In [0]:
#only necessary if shap is not installed yet:

!pip install shap

This notebook computes the SHAP values for each tree from a random forest separately. A comparison with the aggregated values shows perfect agreement

In [0]:
from sklearn import datasets 
#import pandas as pd
import numpy as np
np.random.seed(0)
#import matplotlib.pyplot as plt
import shap
from sklearn.ensemble import RandomForestRegressor

# Load the diabetes dataset
diabetes_X, diabetes_y = datasets.load_diabetes(return_X_y=True)

In [4]:
rf = RandomForestRegressor(max_depth=50, random_state=0, n_estimators=100,max_features=2)
rf.fit(diabetes_X, diabetes_y) 

RandomForestRegressor(bootstrap=True, ccp_alpha=0.0, criterion='mse',
                      max_depth=50, max_features=2, max_leaf_nodes=None,
                      max_samples=None, min_impurity_decrease=0.0,
                      min_impurity_split=None, min_samples_leaf=1,
                      min_samples_split=2, min_weight_fraction_leaf=0.0,
                      n_estimators=100, n_jobs=None, oob_score=False,
                      random_state=0, verbose=0, warm_start=False)

Get the SHAP values for each individual tree:

In [0]:
n,p = diabetes_X.shape
k=0
shap_values_IndTrees = np.zeros((n, p, rf.n_estimators))
for tree in rf.estimators_:
  tree_preds = tree.predict(diabetes_X)
  explainer = shap.TreeExplainer(tree)
  shap_values_IndTrees[:,:,k] = explainer.shap_values(diabetes_X)
  k+=1

Get the SHAP values for the forest:

In [6]:
shap_values = shap.TreeExplainer(rf).shap_values(diabetes_X)

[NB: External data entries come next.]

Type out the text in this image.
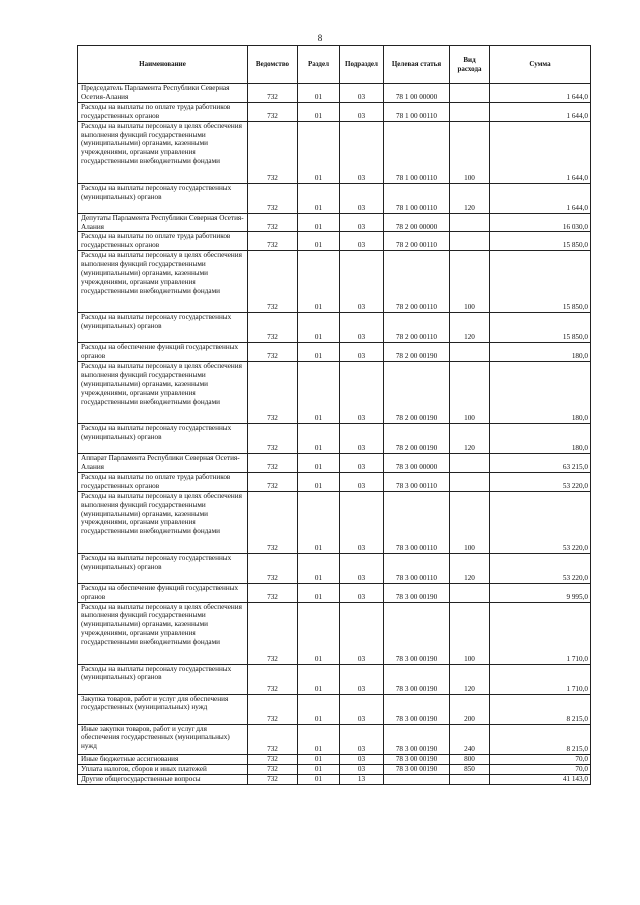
8
Наименование	Ведомство	Раздел	Подраздел	Целевая статья	Вид расхода	Сумма
Председатель Парламента Республики Северная Осетия-Алания	732	01	03	78 1 00 00000		1 644,0
Расходы на выплаты по оплате труда работников государственных органов	732	01	03	78 1 00 00110		1 644,0
Расходы на выплаты персоналу в целях обеспечения выполнения функций государственными (муниципальными) органами, казенными учреждениями, органами управления государственными внебюджетными фондами	732	01	03	78 1 00 00110	100	1 644,0
Расходы на выплаты персоналу государственных (муниципальных) органов	732	01	03	78 1 00 00110	120	1 644,0
Депутаты Парламента Республики Северная Осетия-Алания	732	01	03	78 2 00 00000		16 030,0
Расходы на выплаты по оплате труда работников государственных органов	732	01	03	78 2 00 00110		15 850,0
Расходы на выплаты персоналу в целях обеспечения выполнения функций государственными (муниципальными) органами, казенными учреждениями, органами управления государственными внебюджетными фондами	732	01	03	78 2 00 00110	100	15 850,0
Расходы на выплаты персоналу государственных (муниципальных) органов	732	01	03	78 2 00 00110	120	15 850,0
Расходы на обеспечение функций государственных органов	732	01	03	78 2 00 00190		180,0
Расходы на выплаты персоналу в целях обеспечения выполнения функций государственными (муниципальными) органами, казенными учреждениями, органами управления государственными внебюджетными фондами	732	01	03	78 2 00 00190	100	180,0
Расходы на выплаты персоналу государственных (муниципальных) органов	732	01	03	78 2 00 00190	120	180,0
Аппарат Парламента Республики Северная Осетия-Алания	732	01	03	78 3 00 00000		63 215,0
Расходы на выплаты по оплате труда работников государственных органов	732	01	03	78 3 00 00110		53 220,0
Расходы на выплаты персоналу в целях обеспечения выполнения функций государственными (муниципальными) органами, казенными учреждениями, органами управления государственными внебюджетными фондами	732	01	03	78 3 00 00110	100	53 220,0
Расходы на выплаты персоналу государственных (муниципальных) органов	732	01	03	78 3 00 00110	120	53 220,0
Расходы на обеспечение функций государственных органов	732	01	03	78 3 00 00190		9 995,0
Расходы на выплаты персоналу в целях обеспечения выполнения функций государственными (муниципальными) органами, казенными учреждениями, органами управления государственными внебюджетными фондами	732	01	03	78 3 00 00190	100	1 710,0
Расходы на выплаты персоналу государственных (муниципальных) органов	732	01	03	78 3 00 00190	120	1 710,0
Закупка товаров, работ и услуг для обеспечения государственных (муниципальных) нужд	732	01	03	78 3 00 00190	200	8 215,0
Иные закупки товаров, работ и услуг для обеспечения государственных (муниципальных) нужд	732	01	03	78 3 00 00190	240	8 215,0
Иные бюджетные ассигнования	732	01	03	78 3 00 00190	800	70,0
Уплата налогов, сборов и иных платежей	732	01	03	78 3 00 00190	850	70,0
Другие общегосударственные вопросы	732	01	13			41 143,0
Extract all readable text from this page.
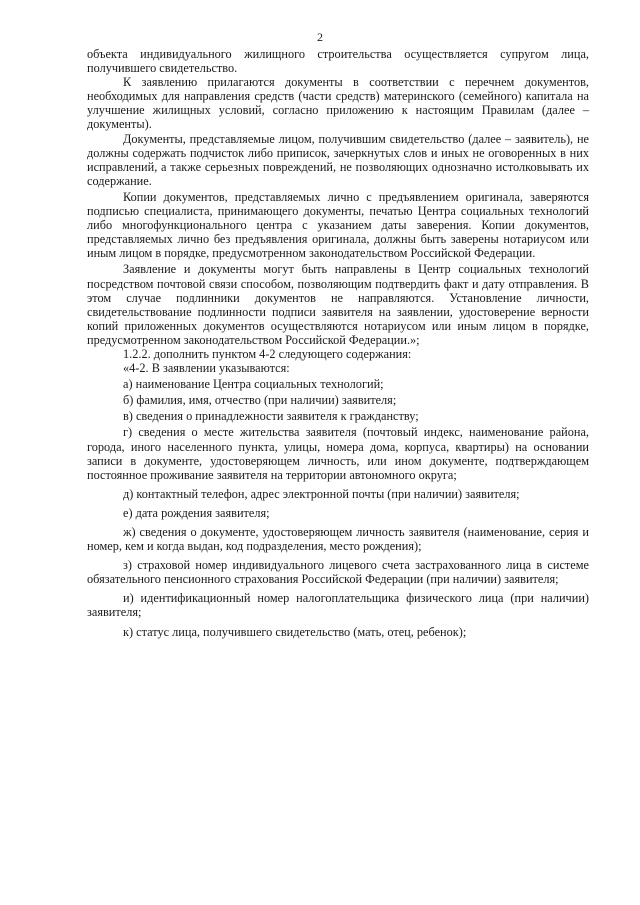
2

объекта индивидуального жилищного строительства осуществляется супругом лица, получившего свидетельство.

К заявлению прилагаются документы в соответствии с перечнем документов, необходимых для направления средств (части средств) материнского (семейного) капитала на улучшение жилищных условий, согласно приложению к настоящим Правилам (далее – документы).

Документы, представляемые лицом, получившим свидетельство (далее – заявитель), не должны содержать подчисток либо приписок, зачеркнутых слов и иных не оговоренных в них исправлений, а также серьезных повреждений, не позволяющих однозначно истолковывать их содержание.

Копии документов, представляемых лично с предъявлением оригинала, заверяются подписью специалиста, принимающего документы, печатью Центра социальных технологий либо многофункционального центра с указанием даты заверения. Копии документов, представляемых лично без предъявления оригинала, должны быть заверены нотариусом или иным лицом в порядке, предусмотренном законодательством Российской Федерации.

Заявление и документы могут быть направлены в Центр социальных технологий посредством почтовой связи способом, позволяющим подтвердить факт и дату отправления. В этом случае подлинники документов не направляются. Установление личности, свидетельствование подлинности подписи заявителя на заявлении, удостоверение верности копий приложенных документов осуществляются нотариусом или иным лицом в порядке, предусмотренном законодательством Российской Федерации.»;

1.2.2. дополнить пунктом 4-2 следующего содержания:

«4-2. В заявлении указываются:

а) наименование Центра социальных технологий;

б) фамилия, имя, отчество (при наличии) заявителя;

в) сведения о принадлежности заявителя к гражданству;

г) сведения о месте жительства заявителя (почтовый индекс, наименование района, города, иного населенного пункта, улицы, номера дома, корпуса, квартиры) на основании записи в документе, удостоверяющем личность, или ином документе, подтверждающем постоянное проживание заявителя на территории автономного округа;

д) контактный телефон, адрес электронной почты (при наличии) заявителя;

е) дата рождения заявителя;

ж) сведения о документе, удостоверяющем личность заявителя (наименование, серия и номер, кем и когда выдан, код подразделения, место рождения);

з) страховой номер индивидуального лицевого счета застрахованного лица в системе обязательного пенсионного страхования Российской Федерации (при наличии) заявителя;

и) идентификационный номер налогоплательщика физического лица (при наличии) заявителя;

к) статус лица, получившего свидетельство (мать, отец, ребенок);
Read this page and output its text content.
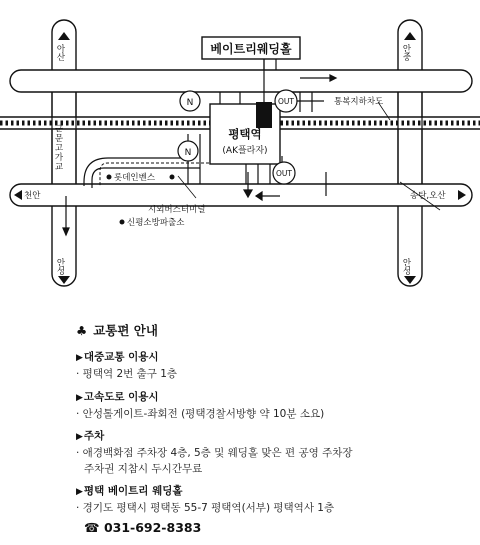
베이트리웨딩홀
평택역
(AK플라자)
N
N
OUT
OUT
통복지하차도
군문고가교
롯데인벤스
시외버스터미널
신평소방파출소
아산	안중
천안	송탄,오산
안성	안성
♣ 교통편 안내
▶대중교통 이용시
· 평택역 2번 출구 1층
▶고속도로 이용시
· 안성톨게이트-좌회전 (평택경찰서방향 약 10분 소요)
▶주차
· 애경백화점 주차장 4층, 5층 및 웨딩홀 맞은 편 공영 주차장
주차권 지참시 두시간무료
▶평택 베이트리 웨딩홀
· 경기도 평택시 평택동 55-7 평택역(서부) 평택역사 1층
☎ 031-692-8383
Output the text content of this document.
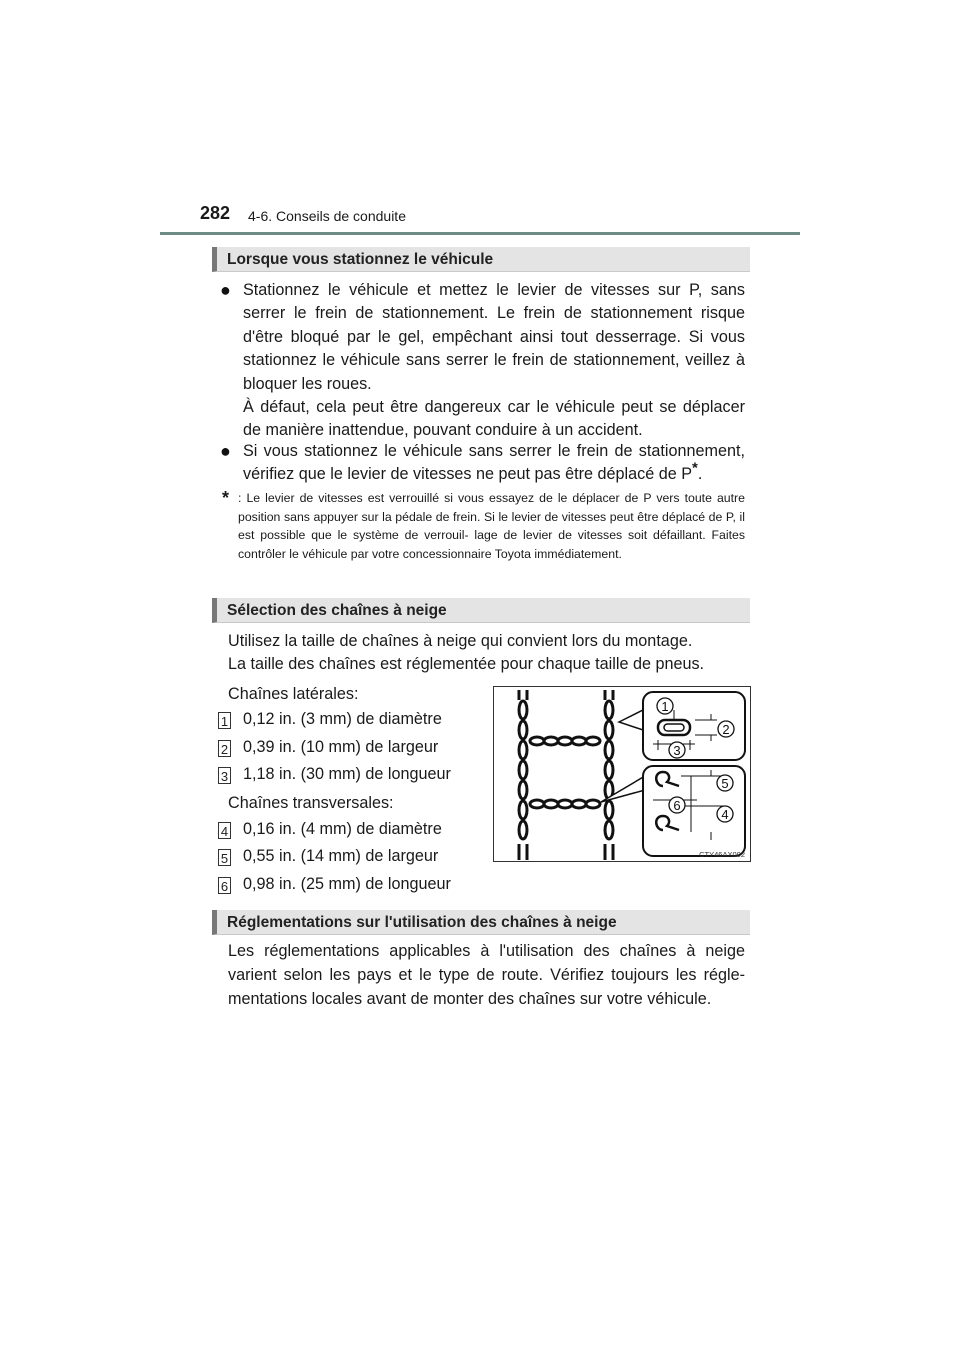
282 4-6. Conseils de conduite
Lorsque vous stationnez le véhicule
● Stationnez le véhicule et mettez le levier de vitesses sur P, sans serrer le frein de stationnement. Le frein de stationnement risque d'être bloqué par le gel, empêchant ainsi tout desserrage. Si vous stationnez le véhicule sans serrer le frein de stationnement, veillez à bloquer les roues.

À défaut, cela peut être dangereux car le véhicule peut se déplacer de manière inattendue, pouvant conduire à un accident.

● Si vous stationnez le véhicule sans serrer le frein de stationnement, vérifiez que le levier de vitesses ne peut pas être déplacé de P*.
* : Le levier de vitesses est verrouillé si vous essayez de le déplacer de P vers toute autre position sans appuyer sur la pédale de frein. Si le levier de vitesses peut être déplacé de P, il est possible que le système de verrouil- lage de levier de vitesses soit défaillant. Faites contrôler le véhicule par votre concessionnaire Toyota immédiatement.
Sélection des chaînes à neige
Utilisez la taille de chaînes à neige qui convient lors du montage.
La taille des chaînes est réglementée pour chaque taille de pneus.
Chaînes latérales:
1 0,12 in. (3 mm) de diamètre
2 0,39 in. (10 mm) de largeur
3 1,18 in. (30 mm) de longueur
Chaînes transversales:
4 0,16 in. (4 mm) de diamètre
5 0,55 in. (14 mm) de largeur
6 0,98 in. (25 mm) de longueur
1
2
3
4
5
6
CTY46AX002
Réglementations sur l'utilisation des chaînes à neige
Les réglementations applicables à l'utilisation des chaînes à neige varient selon les pays et le type de route. Vérifiez toujours les régle- mentations locales avant de monter des chaînes sur votre véhicule.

Setting feature_perturbation = "tree_path_dependent" because no background data was given.


Compare

In [0]:
shap_averages = np.mean(shap_values_IndTrees, axis=2)

In [8]:
shap_averages.shape

(442, 10)

In [9]:
shap_averages[0:5,0:9]

array([[  2.44335946,  -3.00956769,  18.36632084,  -4.52236466,
         -6.68071779,  -0.09489346,   2.41334275,   2.42628273,
          9.55394142],
       [ -4.72060762,   2.63365264, -15.83532914,  -4.47230068,
         -2.49039149,  -2.38146477, -11.47550156,  -6.49119954,
        -20.93121356],
       [  3.47316568,  -3.15843022,  16.64062786, -11.95558607,
         -5.64077853,   0.4712413 ,   7.07770315,   3.18009745,
         -0.56640426],
       [  3.12227647,   5.00219994,  -7.25117706,  -4.69872581,
          4.55956987,   4.53644078,   8.28755635,  10.30790057,
         21.48217336],
       [ -2.49409811,   5.21729804, -20.13254819,   3.97585958,
          1.91013783,  -0.09446261,  -0.1879328 ,   3.60192769,
        -12.58971653]])

In [10]:
np.mean(np.abs(shap_values-shap_averages))

2.5155671365092662e-14

In [11]:
shap_values[0:5,0:9]

array([[  2.44335946,  -3.00956769,  18.36632084,  -4.52236466,
         -6.68071779,  -0.09489346,   2.41334275,   2.42628273,
          9.55394142],
       [ -4.72060762,   2.63365264, -15.83532914,  -4.47230068,
         -2.49039149,  -2.38146477, -11.47550156,  -6.49119954,
        -20.93121356],
       [  3.47316568,  -3.15843022,  16.64062786, -11.95558607,
         -5.64077853,   0.4712413 ,   7.07770315,   3.18009745,
         -0.56640426],
       [  3.12227647,   5.00219994,  -7.25117706,  -4.69872581,
          4.55956987,   4.53644078,   8.28755635,  10.30790057,
         21.48217336],
       [ -2.49409811,   5.21729804, -20.13254819,   3.97585958,
          1.91013783,  -0.09446261,  -0.1879328 ,   3.60192769,
        -12.58971653]])

The following observation is puzzling: if I explicitly call `tree.predict()`, the `shap.TreeExplainer(tree)` prints its message "*Setting feature_perturbation ...*" for each iteration in the for loop, which "proves" to me that it is being executed each time. But not when the `tree.predict()` is commented out. In that case, the message is printed only once, and I am worried that `shap.TreeExplainer(tree)` is not really executed every time?

In [14]:
for tree in rf.estimators_:
  #tree_preds = tree.predict(diabetes_X)
  explainer = shap.TreeExplainer(tree)

Setting feature_perturbation = "tree_path_dependent" because no background data was given.